University of Hawaii biology grad student Mackenzie Gerringer dissects one of two snailfish recovered from 7,000 meters. (Photo by Ken Kostel, Woods Hole Oceanographic Institution)

This is puzzling because theoretically fish shouldn’t be able to survive deeper than about 8,500 meters, and if they can swim up in the water column they might just decide to migrate deeper at some point to take advantage of the food and habitat down there. But at some point beyond that depth the difference in osmotic pressure between fish cells and seawater flips, meaning that the cellular physiology in fish would have to change in order to expel water rather than keep it in. Some marine fish can do this (think of salmon returning from the ocean to spawn), but they take time for their physiology to reboot and they have evolved the mechanism to do so.
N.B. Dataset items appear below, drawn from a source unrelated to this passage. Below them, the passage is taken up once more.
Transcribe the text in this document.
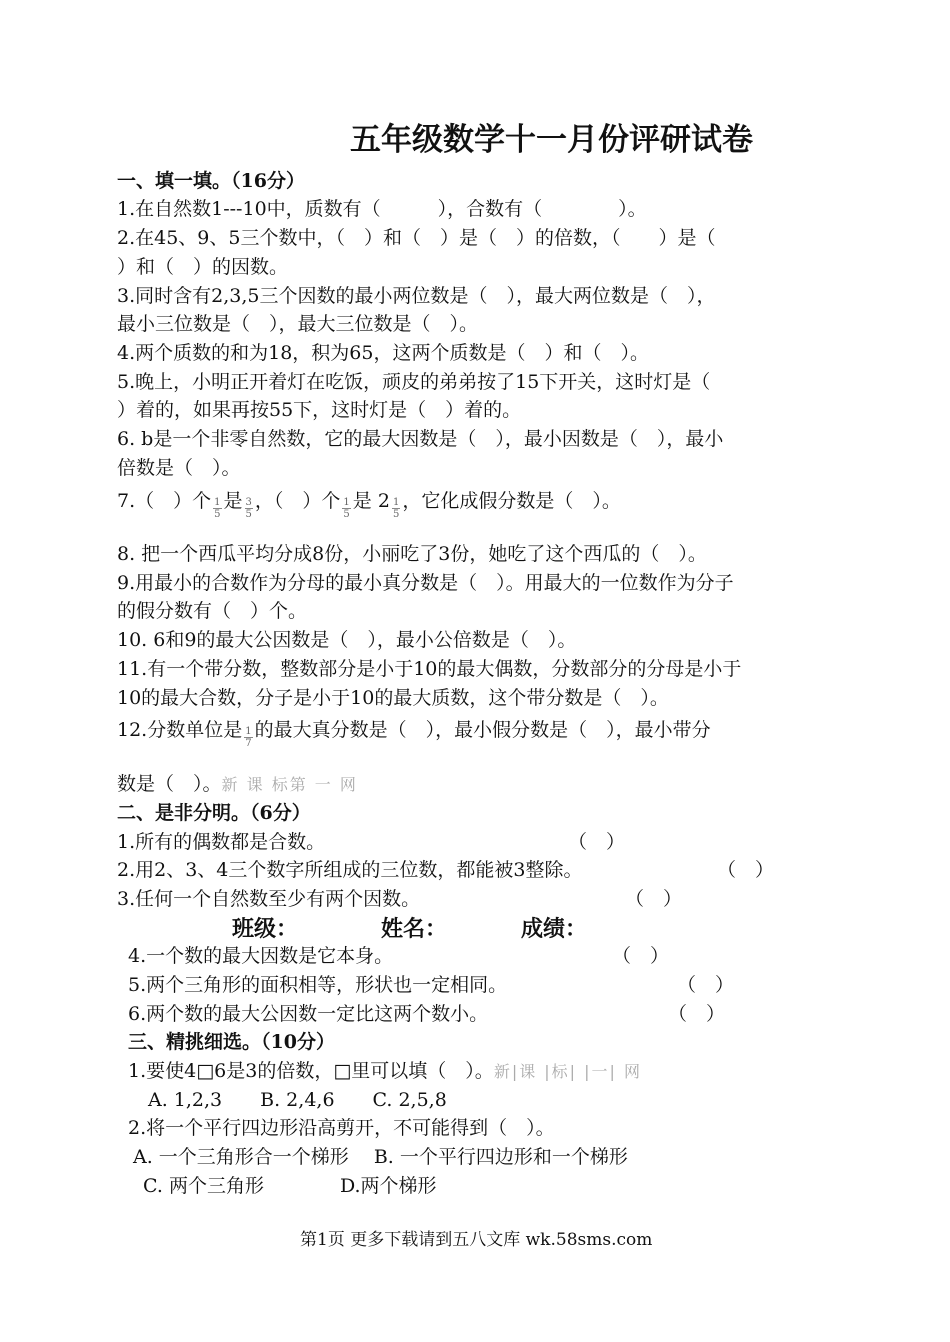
五年级数学十一月份评研试卷
一、填一填。（16分）
1.在自然数1---10中，质数有（　　　），合数有（　　　　）。
2.在45、9、5三个数中，（　）和（　）是（　）的倍数，（　　）是（
）和（　）的因数。
3.同时含有2,3,5三个因数的最小两位数是（　），最大两位数是（　），
最小三位数是（　），最大三位数是（　）。
4.两个质数的和为18，积为65，这两个质数是（　）和（　）。
5.晚上，小明正开着灯在吃饭，顽皮的弟弟按了15下开关，这时灯是（
）着的，如果再按55下，这时灯是（　）着的。
6. b是一个非零自然数，它的最大因数是（　），最小因数是（　），最小
倍数是（　）。
7.（　）个 $\frac{1}{5}$ 是 $\frac{3}{5}$ ，（　）个 $\frac{1}{5}$ 是 $2 \frac{1}{5}$ ，它化成假分数是（　）。
8. 把一个西瓜平均分成8份，小丽吃了3份，她吃了这个西瓜的（　）。
9.用最小的合数作为分母的最小真分数是（　）。用最大的一位数作为分子
的假分数有（　）个。
10. 6和9的最大公因数是（　），最小公倍数是（　）。
11.有一个带分数，整数部分是小于10的最大偶数，分数部分的分母是小于
10的最大合数，分子是小于10的最大质数，这个带分数是（　）。
12.分数单位是 $\frac{1}{7}$ 的最大真分数是（　），最小假分数是（　），最小带分
数是（　）。新 课 标第 一 网
二、是非分明。（6分）
1.所有的偶数都是合数。	（　）
2.用2、3、4三个数字所组成的三位数，都能被3整除。	（　）
3.任何一个自然数至少有两个因数。	（　）
班级：	姓名：	成绩：
4.一个数的最大因数是它本身。	（　）
5.两个三角形的面积相等，形状也一定相同。	（　）
6.两个数的最大公因数一定比这两个数小。	（　）
三、精挑细选。（10分）
1.要使4□6是3的倍数，□里可以填（　）。新|课 |标| |一| 网
A. 1,2,3　　B. 2,4,6　　C. 2,5,8
2.将一个平行四边形沿高剪开，不可能得到（　）。
A. 一个三角形合一个梯形　 B. 一个平行四边形和一个梯形
C. 两个三角形　　　　D.两个梯形
第1页 更多下载请到五八文库 wk.58sms.com
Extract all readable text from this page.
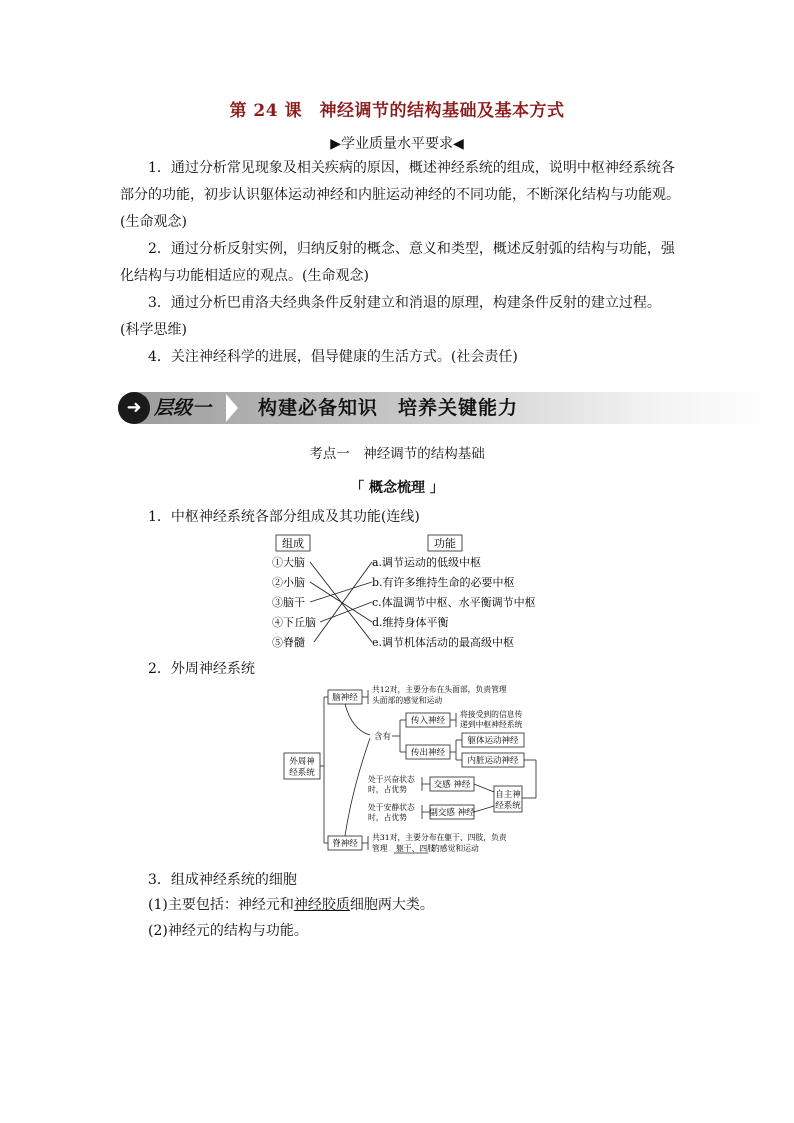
第 24 课　神经调节的结构基础及基本方式
▶学业质量水平要求◀

1．通过分析常见现象及相关疾病的原因，概述神经系统的组成，说明中枢神经系统各部分的功能，初步认识躯体运动神经和内脏运动神经的不同功能，不断深化结构与功能观。(生命观念)

2．通过分析反射实例，归纳反射的概念、意义和类型，概述反射弧的结构与功能，强化结构与功能相适应的观点。(生命观念)

3．通过分析巴甫洛夫经典条件反射建立和消退的原理，构建条件反射的建立过程。(科学思维)

4．关注神经科学的进展，倡导健康的生活方式。(社会责任)

➜ 层级一	构建必备知识　培养关键能力
考点一　神经调节的结构基础
「 概念梳理 」
1．中枢神经系统各部分组成及其功能(连线)
组成	功能
①大脑
②小脑
③脑干
④下丘脑
⑤脊髓
a.调节运动的低级中枢
b.有许多维持生命的必要中枢
c.体温调节中枢、水平衡调节中枢
d.维持身体平衡
e.调节机体活动的最高级中枢
2．外周神经系统
外周神
经系统
脑神经
共12对，主要分布在头面部，负责管理
头面部的感觉和运动
含有
传入神经
将接受到的信息传
递到中枢神经系统
传出神经
躯体运动神经
内脏运动神经
处于兴奋状态
时，占优势
处于安静状态
时，占优势
交感 神经
副交感 神经
自主神
经系统
脊神经
共31对，主要分布在躯干、四肢，负责
管理 躯干、四肢
的感觉和运动
3．组成神经系统的细胞
(1)主要包括：神经元和神经胶质细胞两大类。
(2)神经元的结构与功能。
And all this because the lander accidentally found itself perched on the edge of a cliff! What would researchers have found if the lander had been turned the other way or if Nereus had gone a different direction on one of its transects? Something even more amazing? More of what we already know? Nothing at all? It would be easy to become paralyzed by the size of our efforts in relation to the enormity of the trench and the challenges it takes to get there. The key is to not think of all the missed opportunities or random chances, but rather to focus on the data that’s come in because we are making the effort and on the much richer, more detailed picture that will be drawn of life on Earth if we continue to explore this massive, unexplored ecosystem.

“I think as a species if we’re toing to think about life on this planet and what it takes to survive on our planet, we better understand what’s going on in trenches,” said Shank.